There are generally four circumstances outlined in the Fair Labor Standards Act (“FLSA”) in which an employer must pay its employees for travel time:
An employer must compensate its employees for travel time in certain emergency situations. For example, if an employee who has gone home after completing his or her day's work is later required to travel a substantial distance to perform an emergency job for his or her employer, the employee must be paid for all of that travel time. However, the employer is not required to compensate its employee for travel time if the employee is only required to report back to his or her regular workplace to perform an emergency job after returning home for the day.
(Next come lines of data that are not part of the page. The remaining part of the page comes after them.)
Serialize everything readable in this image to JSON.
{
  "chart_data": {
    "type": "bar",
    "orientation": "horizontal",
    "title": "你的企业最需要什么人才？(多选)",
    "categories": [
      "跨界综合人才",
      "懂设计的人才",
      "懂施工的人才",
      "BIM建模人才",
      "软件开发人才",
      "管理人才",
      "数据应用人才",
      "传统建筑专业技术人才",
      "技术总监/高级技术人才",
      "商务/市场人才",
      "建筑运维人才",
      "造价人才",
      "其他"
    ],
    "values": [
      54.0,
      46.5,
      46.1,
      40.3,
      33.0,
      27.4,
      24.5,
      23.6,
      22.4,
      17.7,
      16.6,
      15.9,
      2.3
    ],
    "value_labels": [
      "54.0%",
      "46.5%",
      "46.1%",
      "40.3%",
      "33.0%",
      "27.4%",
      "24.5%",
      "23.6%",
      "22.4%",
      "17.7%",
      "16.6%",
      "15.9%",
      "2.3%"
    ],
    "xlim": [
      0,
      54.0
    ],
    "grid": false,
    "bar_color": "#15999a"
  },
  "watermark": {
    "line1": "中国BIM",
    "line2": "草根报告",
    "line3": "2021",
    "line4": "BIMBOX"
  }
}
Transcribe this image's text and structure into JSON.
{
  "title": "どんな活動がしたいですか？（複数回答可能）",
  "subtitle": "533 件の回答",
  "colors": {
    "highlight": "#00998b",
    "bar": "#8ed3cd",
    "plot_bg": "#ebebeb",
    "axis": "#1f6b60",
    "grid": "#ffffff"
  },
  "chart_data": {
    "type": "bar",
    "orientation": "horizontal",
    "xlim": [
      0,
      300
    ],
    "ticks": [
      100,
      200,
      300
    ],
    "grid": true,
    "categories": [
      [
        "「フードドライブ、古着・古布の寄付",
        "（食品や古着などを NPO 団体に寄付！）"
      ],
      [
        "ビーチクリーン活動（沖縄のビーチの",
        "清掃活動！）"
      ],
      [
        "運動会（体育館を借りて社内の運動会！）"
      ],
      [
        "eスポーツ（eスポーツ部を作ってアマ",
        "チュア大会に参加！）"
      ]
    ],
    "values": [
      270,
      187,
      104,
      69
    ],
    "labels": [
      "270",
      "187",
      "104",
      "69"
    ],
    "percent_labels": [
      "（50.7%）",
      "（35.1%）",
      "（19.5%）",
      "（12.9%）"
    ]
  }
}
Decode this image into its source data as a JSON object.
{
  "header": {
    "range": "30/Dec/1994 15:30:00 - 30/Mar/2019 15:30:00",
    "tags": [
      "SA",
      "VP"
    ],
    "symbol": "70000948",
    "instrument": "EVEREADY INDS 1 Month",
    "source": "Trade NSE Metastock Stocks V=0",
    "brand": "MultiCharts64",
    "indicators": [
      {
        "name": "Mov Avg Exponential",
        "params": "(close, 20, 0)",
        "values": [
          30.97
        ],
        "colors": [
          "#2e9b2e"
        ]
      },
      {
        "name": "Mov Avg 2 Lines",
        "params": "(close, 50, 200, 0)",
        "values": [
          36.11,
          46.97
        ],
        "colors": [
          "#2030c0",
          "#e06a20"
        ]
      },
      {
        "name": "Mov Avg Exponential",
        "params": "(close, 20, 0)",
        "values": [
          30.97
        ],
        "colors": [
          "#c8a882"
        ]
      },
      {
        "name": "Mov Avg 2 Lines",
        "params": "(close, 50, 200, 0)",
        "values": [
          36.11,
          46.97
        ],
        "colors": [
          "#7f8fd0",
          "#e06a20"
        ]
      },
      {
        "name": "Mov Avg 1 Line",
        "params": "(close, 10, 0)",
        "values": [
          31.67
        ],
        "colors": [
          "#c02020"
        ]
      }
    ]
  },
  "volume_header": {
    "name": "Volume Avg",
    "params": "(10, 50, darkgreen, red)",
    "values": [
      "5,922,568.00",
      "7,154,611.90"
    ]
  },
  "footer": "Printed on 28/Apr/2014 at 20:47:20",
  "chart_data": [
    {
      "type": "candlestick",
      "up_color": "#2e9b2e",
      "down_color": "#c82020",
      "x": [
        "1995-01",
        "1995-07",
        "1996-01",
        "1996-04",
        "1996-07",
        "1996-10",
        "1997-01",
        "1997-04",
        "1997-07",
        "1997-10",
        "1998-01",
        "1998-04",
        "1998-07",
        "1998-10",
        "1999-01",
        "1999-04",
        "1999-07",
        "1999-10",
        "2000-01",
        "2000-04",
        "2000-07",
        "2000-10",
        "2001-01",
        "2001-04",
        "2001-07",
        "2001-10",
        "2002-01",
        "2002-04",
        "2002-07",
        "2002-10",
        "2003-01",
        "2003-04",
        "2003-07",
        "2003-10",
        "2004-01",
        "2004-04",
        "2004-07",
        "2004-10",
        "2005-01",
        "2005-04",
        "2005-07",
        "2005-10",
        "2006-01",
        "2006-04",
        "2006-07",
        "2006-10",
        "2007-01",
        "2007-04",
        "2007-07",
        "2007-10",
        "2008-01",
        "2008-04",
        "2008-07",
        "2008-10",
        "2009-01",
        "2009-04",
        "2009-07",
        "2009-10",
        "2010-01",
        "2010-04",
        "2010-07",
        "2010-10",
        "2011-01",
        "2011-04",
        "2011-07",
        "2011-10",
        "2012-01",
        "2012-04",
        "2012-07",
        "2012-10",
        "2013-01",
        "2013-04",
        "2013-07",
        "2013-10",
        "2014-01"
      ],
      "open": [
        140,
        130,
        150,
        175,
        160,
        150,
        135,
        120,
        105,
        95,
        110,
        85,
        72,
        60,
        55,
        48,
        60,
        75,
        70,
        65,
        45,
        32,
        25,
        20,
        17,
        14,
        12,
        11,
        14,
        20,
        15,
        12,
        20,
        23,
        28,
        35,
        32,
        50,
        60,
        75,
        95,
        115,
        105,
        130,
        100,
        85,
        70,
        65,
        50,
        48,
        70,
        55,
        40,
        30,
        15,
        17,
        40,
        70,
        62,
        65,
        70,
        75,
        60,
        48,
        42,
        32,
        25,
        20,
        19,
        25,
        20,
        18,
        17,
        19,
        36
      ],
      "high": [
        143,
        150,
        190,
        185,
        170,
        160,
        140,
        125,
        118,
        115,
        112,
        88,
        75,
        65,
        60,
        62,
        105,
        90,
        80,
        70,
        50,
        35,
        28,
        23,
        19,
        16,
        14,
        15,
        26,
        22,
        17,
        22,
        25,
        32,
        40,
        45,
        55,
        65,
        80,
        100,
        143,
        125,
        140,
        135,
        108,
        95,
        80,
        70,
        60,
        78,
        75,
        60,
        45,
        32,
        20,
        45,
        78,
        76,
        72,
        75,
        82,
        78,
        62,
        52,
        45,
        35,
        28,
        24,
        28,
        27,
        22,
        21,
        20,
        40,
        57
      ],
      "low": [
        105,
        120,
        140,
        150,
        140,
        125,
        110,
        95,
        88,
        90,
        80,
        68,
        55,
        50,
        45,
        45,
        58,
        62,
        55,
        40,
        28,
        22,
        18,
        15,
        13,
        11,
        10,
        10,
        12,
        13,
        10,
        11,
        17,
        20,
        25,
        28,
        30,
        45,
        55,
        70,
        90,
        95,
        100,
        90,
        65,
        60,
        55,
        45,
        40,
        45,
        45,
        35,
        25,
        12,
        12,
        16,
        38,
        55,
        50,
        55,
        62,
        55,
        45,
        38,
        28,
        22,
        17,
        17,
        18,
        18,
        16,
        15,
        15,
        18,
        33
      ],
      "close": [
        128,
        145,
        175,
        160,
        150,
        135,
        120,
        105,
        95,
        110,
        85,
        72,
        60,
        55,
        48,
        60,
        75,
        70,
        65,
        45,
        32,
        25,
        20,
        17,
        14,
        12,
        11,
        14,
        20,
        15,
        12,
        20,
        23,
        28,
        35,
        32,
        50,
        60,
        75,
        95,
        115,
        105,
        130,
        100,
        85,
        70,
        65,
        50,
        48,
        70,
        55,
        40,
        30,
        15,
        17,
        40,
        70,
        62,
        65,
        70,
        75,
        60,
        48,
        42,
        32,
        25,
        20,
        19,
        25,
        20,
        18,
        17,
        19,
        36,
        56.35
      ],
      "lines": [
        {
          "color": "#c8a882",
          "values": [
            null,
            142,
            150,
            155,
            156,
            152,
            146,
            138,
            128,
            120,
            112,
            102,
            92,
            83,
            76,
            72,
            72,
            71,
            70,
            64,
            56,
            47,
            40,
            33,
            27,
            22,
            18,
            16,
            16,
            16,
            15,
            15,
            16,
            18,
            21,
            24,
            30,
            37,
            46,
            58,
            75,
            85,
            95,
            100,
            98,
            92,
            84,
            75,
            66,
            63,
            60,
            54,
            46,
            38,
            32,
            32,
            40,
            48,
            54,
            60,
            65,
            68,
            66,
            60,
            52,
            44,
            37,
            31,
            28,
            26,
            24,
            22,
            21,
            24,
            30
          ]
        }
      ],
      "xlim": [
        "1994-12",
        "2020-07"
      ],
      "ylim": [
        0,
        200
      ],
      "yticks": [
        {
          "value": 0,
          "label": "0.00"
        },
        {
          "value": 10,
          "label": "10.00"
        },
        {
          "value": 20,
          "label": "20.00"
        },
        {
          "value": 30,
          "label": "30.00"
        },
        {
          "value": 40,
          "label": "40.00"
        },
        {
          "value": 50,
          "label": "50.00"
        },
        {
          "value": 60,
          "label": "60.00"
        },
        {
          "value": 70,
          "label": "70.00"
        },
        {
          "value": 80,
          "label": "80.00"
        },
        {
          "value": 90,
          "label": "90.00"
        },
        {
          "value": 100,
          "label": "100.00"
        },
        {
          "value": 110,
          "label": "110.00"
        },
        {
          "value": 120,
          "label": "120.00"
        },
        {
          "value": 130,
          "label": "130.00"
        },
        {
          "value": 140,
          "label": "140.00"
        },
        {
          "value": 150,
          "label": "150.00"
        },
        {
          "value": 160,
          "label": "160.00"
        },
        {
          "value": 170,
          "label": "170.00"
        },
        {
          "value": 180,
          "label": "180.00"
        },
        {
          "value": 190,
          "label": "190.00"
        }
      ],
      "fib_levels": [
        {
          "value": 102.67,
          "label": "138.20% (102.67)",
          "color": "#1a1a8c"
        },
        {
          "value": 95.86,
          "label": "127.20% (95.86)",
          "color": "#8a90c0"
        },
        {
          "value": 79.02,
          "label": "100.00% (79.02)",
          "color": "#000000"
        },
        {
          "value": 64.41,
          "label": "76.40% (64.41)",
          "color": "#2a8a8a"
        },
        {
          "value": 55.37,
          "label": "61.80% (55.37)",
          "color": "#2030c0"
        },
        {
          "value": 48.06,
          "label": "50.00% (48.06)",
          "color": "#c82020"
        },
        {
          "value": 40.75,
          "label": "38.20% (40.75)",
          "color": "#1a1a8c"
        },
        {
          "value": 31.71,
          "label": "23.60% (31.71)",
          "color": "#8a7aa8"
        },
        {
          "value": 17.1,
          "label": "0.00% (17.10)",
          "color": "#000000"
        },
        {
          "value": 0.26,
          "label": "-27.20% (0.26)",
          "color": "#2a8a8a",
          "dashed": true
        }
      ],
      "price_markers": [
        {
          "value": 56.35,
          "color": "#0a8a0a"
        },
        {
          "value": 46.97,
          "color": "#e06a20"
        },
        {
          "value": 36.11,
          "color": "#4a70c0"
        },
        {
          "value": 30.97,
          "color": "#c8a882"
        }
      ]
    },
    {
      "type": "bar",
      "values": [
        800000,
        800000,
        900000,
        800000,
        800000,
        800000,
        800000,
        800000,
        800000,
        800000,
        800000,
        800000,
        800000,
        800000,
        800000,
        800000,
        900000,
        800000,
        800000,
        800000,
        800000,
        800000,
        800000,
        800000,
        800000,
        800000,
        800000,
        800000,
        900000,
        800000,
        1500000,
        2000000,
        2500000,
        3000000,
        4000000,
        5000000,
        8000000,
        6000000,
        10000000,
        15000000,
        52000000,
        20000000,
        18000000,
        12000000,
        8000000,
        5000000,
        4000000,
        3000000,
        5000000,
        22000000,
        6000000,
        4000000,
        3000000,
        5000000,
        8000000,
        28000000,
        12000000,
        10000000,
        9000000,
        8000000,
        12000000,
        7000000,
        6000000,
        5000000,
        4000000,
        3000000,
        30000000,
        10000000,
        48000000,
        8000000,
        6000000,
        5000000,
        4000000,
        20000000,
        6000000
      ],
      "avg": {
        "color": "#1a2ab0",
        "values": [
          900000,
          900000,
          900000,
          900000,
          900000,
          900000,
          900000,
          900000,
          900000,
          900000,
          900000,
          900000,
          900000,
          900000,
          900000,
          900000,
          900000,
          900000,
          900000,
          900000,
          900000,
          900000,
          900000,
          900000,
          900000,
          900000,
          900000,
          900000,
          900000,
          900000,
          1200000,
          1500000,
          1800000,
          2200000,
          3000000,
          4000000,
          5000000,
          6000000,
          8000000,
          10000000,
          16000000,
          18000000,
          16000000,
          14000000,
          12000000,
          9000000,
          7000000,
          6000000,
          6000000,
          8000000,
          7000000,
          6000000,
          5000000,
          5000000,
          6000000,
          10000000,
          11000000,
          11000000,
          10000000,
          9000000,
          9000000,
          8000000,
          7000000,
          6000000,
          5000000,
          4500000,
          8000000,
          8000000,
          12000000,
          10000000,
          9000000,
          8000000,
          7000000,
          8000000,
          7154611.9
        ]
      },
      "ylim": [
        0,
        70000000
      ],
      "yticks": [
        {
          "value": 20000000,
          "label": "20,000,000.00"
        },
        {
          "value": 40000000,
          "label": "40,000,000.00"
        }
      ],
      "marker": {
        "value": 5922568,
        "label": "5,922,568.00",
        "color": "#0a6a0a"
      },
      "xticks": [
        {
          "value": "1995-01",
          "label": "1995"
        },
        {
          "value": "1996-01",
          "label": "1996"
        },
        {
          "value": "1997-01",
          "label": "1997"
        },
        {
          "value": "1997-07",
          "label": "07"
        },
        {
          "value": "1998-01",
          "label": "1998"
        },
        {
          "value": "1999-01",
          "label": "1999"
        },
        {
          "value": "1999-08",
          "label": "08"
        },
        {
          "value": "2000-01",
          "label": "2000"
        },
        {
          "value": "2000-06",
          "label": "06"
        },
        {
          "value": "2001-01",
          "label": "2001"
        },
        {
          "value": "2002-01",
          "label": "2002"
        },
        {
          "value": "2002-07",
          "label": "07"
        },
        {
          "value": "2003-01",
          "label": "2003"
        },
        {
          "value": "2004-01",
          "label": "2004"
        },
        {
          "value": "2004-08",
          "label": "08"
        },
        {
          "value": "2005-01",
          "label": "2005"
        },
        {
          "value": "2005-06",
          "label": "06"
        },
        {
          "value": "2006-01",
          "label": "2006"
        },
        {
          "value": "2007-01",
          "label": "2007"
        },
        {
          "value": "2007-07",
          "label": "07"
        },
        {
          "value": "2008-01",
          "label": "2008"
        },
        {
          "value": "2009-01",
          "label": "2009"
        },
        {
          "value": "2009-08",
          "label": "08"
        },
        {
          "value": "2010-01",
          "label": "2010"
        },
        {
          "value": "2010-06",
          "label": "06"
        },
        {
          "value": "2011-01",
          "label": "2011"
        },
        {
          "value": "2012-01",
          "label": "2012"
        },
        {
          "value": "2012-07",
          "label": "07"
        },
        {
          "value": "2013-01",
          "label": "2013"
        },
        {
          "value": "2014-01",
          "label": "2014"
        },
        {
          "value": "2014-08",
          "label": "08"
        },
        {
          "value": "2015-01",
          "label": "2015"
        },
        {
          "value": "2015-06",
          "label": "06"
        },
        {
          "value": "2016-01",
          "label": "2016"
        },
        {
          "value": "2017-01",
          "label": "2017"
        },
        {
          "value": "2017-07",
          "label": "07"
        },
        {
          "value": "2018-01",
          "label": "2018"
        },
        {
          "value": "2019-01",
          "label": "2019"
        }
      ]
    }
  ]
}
An employee must be paid for time spent travelling as part of a special assignment outside his or her normal workplace. Suppose an employee who regularly works in Manchester from the hours of 9 a.m. to 5 p.m. is asked to report for a special one-day assignment in New York with instructions to depart Manchester on a 7 a.m. bus. The employee arrives in New York at 12 p.m., the assigment is completed at 3 p.m. and the employee returns to the Manchester bus station at 9 p.m. In that case, the employee must be paid for all travel time, except for the time spent travelling from the employee’s home to the bus station, which would be considered ordinary home-to-work travel. The employer may also deduct for a usual meal time.
All In A Day’s Work
An employee who travels as part of his or her typical workday must be paid for that travel time. This would include the travel time spent by an employee required to report to a designated location or jobsite to receive instructions, perform work or pick up tools. In addition, if, for example, an employee who normally finishes work at 5 p.m. has to travel to another jobsite and then is required to return to the regular workplace arriving at 9 p.m., he or she must be paid for all of that travel time. However, in that scenario, if the employee goes straight home from the jobsite at 8 p.m., the time spent travelling home would be considered ordinary home-to-work travel for which the employee need not be compensated.
Where an employee is required to travel away from home overnight, the employer must compensate that employee for all time spent travelling during the employee’s normal working hours. This includes time spent travelling during the regular working hours on nonworking days. For instance, if an employee who regularly works from 9 a.m. to 5 p.m. Monday through Friday is required to travel overnight, returning home on a Saturday, then the employee must be paid for all time spent travelling on that Saturday between the hours of 9 a.m. and 5 p.m. An employer is not required to compensate its employees for time spent as a passenger on an airplane, train, boat, bus, or car that is outside of regular working hours.
While the laws surrounding what constitutes compensable travel time do not account for every situation in which an employee is required to travel as part of his or her job, at a minimum, an employer must pay for travel time under the circumstances mentioned above. The regulations construing the FLSA can be complex. Important information can be found on the website of the US Department of Labor (www.dol.gov), but for unusual circumstances, consultation with counsel may be required.